Jax would complete a scoreless top half, and the Twins would be faced with the formidable Devin Williams. “Formidable schmormidable,” said Alex Kirilloff, singling to right to start the inning.
“Schmormidable schmormidable,” said Devin Williams, striking out his next two men, and getting Correa to ground out.
Jhoan Duran was subbed in to do his best Devin impression, and said, “I’ll do you one better,” allowing a one-out double instead of a leadoff single. A controversial 3-2 walk made way for a clutch 3-6-3 double play, with Arraez and Correa showing off their arms on either end of the play. (Spoilers: Correa’s arm was better.)

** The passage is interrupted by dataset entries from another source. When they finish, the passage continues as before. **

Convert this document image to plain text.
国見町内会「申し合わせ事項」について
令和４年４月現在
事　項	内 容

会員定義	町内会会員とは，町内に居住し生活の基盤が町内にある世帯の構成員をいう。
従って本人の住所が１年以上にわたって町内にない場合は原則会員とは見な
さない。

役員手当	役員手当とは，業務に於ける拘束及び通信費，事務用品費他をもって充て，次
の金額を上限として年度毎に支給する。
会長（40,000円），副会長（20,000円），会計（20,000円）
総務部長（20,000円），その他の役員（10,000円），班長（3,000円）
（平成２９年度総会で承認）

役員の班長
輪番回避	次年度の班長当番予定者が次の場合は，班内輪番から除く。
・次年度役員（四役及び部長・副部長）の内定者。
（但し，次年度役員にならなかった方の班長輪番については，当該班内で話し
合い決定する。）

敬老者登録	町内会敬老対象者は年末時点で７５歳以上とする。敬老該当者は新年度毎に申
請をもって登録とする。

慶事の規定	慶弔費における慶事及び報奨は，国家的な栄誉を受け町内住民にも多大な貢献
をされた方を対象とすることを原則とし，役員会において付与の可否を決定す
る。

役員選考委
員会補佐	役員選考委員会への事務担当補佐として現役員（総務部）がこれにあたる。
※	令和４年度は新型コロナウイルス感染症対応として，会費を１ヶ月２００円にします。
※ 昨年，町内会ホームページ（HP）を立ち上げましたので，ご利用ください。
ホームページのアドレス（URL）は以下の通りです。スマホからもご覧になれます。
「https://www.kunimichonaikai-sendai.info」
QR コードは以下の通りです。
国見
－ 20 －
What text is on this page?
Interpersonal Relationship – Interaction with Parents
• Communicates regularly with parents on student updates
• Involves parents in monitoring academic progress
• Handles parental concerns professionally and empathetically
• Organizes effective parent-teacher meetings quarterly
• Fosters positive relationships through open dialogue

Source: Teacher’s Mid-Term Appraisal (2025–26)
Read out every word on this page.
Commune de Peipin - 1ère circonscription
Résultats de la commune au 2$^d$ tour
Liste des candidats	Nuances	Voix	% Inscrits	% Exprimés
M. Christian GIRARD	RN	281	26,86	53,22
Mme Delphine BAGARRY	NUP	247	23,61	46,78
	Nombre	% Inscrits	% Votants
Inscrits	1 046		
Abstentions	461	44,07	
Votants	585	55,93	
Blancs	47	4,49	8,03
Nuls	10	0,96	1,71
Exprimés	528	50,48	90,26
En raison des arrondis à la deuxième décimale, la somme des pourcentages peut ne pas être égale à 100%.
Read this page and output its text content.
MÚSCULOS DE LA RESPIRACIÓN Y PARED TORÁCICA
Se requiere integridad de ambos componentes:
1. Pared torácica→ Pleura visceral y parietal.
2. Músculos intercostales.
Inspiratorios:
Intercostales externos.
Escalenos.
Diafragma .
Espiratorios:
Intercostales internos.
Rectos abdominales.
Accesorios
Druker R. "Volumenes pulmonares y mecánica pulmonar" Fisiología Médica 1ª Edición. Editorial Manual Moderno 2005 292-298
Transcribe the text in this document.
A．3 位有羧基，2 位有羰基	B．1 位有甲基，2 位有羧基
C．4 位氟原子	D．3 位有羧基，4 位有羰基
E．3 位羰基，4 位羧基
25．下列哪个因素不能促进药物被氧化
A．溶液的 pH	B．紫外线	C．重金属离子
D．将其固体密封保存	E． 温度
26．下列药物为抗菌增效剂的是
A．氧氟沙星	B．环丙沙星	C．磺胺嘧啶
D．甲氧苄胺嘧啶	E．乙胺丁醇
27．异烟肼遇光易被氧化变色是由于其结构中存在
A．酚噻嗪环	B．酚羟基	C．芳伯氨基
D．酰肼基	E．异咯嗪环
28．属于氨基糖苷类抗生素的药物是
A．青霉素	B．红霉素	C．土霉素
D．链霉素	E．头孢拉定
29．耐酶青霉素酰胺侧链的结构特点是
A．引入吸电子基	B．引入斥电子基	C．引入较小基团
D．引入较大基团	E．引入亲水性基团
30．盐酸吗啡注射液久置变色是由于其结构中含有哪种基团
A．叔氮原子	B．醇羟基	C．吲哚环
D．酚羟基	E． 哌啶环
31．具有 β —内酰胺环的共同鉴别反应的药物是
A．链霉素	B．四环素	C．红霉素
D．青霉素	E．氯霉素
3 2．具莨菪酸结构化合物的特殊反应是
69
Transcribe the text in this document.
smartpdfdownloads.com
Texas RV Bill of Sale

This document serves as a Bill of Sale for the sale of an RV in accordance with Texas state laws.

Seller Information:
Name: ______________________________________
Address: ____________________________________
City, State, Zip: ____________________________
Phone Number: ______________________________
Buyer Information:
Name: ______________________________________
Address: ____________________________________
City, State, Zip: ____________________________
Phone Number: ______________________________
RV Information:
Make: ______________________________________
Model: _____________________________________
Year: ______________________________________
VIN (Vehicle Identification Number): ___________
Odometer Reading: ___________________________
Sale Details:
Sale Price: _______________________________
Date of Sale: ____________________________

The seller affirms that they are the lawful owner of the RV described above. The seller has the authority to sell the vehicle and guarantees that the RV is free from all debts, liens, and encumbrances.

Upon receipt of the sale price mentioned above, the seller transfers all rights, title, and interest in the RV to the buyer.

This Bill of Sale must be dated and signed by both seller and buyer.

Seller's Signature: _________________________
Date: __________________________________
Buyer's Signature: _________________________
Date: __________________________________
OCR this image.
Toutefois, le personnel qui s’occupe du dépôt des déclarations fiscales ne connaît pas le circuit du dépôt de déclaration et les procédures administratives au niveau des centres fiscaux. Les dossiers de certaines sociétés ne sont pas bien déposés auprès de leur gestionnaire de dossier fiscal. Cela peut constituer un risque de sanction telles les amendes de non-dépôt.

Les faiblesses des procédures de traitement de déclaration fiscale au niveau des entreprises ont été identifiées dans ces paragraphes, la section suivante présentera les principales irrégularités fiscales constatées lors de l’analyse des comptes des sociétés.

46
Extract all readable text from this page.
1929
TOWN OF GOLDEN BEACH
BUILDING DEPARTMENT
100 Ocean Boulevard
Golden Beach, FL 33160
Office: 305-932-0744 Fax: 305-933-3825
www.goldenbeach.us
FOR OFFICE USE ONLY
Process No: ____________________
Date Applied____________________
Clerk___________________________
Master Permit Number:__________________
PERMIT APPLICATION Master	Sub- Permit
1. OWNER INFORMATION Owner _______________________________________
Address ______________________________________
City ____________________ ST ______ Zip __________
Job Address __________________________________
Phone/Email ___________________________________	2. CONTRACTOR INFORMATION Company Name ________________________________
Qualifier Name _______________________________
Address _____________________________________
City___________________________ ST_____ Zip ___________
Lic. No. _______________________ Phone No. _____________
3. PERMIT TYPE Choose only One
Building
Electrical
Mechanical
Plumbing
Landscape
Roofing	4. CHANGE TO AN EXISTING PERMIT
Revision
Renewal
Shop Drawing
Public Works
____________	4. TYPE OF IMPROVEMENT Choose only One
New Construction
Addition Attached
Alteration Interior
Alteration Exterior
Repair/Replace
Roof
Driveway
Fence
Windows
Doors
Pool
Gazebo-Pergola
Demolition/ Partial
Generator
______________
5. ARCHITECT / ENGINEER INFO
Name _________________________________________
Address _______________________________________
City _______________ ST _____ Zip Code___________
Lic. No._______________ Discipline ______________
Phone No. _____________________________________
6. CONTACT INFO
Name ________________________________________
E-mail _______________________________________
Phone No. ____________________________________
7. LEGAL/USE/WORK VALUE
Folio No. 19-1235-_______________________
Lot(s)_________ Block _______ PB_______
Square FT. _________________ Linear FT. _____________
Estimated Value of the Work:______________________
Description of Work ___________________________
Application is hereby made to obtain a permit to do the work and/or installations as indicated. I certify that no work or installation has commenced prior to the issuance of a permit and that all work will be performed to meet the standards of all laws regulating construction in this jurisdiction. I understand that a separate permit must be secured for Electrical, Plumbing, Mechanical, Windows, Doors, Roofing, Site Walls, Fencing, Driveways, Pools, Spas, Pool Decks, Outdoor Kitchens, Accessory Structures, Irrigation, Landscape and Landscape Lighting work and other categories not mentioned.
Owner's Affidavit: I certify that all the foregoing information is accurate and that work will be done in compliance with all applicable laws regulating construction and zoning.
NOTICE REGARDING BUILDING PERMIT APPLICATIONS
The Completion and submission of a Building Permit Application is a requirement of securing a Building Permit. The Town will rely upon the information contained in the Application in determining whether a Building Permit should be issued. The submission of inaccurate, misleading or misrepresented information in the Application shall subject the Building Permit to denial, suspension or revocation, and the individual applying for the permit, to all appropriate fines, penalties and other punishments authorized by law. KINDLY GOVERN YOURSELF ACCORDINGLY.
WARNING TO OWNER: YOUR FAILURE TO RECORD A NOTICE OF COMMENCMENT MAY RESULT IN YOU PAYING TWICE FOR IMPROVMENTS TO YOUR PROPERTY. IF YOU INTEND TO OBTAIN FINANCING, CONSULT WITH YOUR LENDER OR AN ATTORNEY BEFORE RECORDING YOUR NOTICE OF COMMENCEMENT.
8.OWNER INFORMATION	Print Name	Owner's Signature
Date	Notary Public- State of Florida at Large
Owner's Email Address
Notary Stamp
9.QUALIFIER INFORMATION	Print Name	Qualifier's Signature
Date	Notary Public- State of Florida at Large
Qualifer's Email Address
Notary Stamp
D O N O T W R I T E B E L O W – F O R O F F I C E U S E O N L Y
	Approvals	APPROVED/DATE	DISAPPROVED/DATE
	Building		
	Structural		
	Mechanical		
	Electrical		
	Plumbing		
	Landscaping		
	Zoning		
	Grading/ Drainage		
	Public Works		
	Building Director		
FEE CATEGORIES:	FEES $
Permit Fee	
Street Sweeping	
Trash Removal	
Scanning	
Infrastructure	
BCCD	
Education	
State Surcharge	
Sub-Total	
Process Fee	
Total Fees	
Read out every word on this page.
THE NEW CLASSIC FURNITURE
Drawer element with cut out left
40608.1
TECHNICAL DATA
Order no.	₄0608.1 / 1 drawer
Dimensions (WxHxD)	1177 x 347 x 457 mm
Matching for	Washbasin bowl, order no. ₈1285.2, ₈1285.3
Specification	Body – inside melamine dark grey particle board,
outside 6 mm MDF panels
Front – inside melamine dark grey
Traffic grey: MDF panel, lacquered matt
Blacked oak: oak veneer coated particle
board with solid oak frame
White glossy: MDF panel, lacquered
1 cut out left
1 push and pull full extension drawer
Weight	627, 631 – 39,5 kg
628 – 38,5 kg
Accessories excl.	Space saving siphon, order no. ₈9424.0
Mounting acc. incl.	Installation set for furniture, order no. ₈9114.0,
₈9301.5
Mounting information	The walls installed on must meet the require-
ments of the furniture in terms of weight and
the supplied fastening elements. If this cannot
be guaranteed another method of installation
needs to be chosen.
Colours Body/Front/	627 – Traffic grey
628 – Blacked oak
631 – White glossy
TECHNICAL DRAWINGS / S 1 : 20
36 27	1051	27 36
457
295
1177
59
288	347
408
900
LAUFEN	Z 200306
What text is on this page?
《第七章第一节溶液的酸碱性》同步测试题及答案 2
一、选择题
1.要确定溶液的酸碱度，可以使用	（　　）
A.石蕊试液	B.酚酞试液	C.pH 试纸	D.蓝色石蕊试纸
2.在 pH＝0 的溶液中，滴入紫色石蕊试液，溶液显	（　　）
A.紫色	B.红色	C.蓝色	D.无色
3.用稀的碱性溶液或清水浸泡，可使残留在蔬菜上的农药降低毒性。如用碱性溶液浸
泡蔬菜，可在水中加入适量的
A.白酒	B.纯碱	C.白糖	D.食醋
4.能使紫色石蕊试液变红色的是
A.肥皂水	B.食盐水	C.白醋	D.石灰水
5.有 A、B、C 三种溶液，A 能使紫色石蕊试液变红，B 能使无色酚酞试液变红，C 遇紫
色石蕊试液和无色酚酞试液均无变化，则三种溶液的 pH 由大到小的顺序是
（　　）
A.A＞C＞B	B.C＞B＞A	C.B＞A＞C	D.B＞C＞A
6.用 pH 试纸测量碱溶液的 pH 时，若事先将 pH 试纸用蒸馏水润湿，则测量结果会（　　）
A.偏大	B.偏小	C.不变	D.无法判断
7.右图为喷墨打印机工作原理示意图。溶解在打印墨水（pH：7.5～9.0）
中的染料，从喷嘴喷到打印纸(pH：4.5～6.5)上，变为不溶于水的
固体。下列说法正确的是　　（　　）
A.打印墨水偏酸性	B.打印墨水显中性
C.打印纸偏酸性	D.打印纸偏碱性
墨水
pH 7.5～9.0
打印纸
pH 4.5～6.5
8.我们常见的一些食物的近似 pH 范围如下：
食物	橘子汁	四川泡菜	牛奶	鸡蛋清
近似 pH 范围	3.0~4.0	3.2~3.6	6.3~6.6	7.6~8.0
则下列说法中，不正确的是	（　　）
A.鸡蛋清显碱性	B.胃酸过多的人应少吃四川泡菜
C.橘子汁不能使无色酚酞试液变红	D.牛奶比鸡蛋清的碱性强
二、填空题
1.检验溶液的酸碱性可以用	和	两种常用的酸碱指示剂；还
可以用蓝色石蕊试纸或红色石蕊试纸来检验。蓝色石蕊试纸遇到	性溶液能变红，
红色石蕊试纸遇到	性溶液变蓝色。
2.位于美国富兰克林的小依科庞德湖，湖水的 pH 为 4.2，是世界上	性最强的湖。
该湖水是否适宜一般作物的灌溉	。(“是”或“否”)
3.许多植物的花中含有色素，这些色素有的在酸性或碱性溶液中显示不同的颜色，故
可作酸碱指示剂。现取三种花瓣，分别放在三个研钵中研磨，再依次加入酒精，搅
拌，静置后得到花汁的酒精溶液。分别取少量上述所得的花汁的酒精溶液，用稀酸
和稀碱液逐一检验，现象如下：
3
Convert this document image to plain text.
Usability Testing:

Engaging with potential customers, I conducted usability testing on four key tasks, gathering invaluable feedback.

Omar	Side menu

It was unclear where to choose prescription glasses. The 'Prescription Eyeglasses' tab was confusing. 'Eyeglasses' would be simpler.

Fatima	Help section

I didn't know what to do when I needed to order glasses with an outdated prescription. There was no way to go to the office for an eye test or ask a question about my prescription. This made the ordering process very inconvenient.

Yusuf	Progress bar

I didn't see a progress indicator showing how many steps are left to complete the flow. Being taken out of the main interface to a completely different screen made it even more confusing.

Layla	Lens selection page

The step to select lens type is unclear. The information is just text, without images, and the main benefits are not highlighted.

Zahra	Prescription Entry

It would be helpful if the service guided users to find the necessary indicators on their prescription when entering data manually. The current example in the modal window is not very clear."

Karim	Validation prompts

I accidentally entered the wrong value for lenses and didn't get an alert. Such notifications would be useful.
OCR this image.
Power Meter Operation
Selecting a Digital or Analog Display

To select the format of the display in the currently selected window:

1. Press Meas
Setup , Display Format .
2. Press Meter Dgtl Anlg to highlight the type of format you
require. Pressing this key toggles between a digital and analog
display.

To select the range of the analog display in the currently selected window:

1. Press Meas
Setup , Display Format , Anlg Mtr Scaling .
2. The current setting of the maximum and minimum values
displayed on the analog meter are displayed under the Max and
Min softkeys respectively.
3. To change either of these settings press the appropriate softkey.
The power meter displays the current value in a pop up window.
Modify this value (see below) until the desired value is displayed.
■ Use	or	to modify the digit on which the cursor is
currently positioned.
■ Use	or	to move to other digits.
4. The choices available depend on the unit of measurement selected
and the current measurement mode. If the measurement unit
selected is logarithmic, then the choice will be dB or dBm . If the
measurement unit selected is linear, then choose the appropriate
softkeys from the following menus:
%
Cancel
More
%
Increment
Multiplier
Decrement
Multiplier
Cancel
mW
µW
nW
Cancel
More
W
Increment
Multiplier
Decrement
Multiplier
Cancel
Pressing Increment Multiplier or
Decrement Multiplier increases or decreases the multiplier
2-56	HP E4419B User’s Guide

So, in came Josh Hader, for whom even “formidable” is a bit too weak of an adjective. But the monster of a shutdown closer was greeted by a controversial 3-2 walk of his own, with Jorge Polanco discovering the absolute limit of the checked swing definition. A batter later, Kepler doinked one into right field to move the runner up.
“Who dares try and beat me?” cried Hader.
Jose Miranda — with one walk-off win already to his credit — said, “what’s up,” and launched a three-run shot to the second deck. TWINS WIN!
It’s just a two-game series, so it winds up a 1-1 split in this half of the border battle. The season series against the Chicago White Sox continues tomorrow night, at 6:40 central. Hope to see you there!
PH/RF Max Kepler (2-for-2, 2B, R)
1B/3B Jose Miranda (3-for-5, R, 3 RBI, HR)
Twins pitching (9 IP, 4 H, R, 4 BB, 7 K)
ROBOT ROLL CALL:
Per Mr. Gamble in the writer’s room, that’s four walk-off Wednesdays in a row!